With its incorporation into Windows Server 2003 R2, WSS availability and continued support is more assured than ever. I first started using SharePoint in 2003, as a project Web site for a huge Active Directory migration that spanned the world. We had more than 100 users working on the site, reviewing architecture documents. Since then, wherever I consult, no matter the size of the project, the first thing I ask the client is, "I need a server for SharePoint--do you have one? And if you are already using it, I need to create a site in it for the project."

The earlier editions of SharePoint shipped with a bunch of standard templates for various uses, such as discussion lists. It was a little clunky, and all your files and resources on it were stored on the local server's hard-disk. More recently, SharePoint stores all configuration information, data and documents in SQL Server.
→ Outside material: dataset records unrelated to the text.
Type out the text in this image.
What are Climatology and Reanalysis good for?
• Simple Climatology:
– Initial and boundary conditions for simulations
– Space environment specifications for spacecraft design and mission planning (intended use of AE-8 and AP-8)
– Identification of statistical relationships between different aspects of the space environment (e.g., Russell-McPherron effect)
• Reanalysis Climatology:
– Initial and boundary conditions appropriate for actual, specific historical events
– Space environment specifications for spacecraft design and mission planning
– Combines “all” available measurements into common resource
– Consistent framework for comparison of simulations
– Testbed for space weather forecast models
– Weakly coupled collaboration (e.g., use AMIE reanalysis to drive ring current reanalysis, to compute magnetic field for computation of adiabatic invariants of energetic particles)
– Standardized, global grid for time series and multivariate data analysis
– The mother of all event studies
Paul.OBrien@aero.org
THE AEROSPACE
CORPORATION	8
Today dozens of ISVs as well as Microsoft are creating templates, applications and so-called Web "parts" to run in SharePoint. So fast is SharePoint growing that it will not be long, if not already, before SharePoint becomes the de facto intranet. SharePoint is where you can make it all happen for your users. Forget boring file shares and millions of directories and folders with their silly little gold icons. SharePoint lets users access their files like they access double-shots in the local espresso joint--interacting and joking with fellow caffeine addicts. They can share ideas with fellow SharePointers, read and respond to discussions, send email, inform other users and participate in a rich document-centric environment and group think tank.

Do not confuse SharePoint Portal Server 2003 with WSS. The former is more tailored to "communities," BizTalk integration, News delivery, personalization and so on. However, you will see that you can extend WSS in such a way that it would not make sense to choose SharePoint Portal Server over WSS.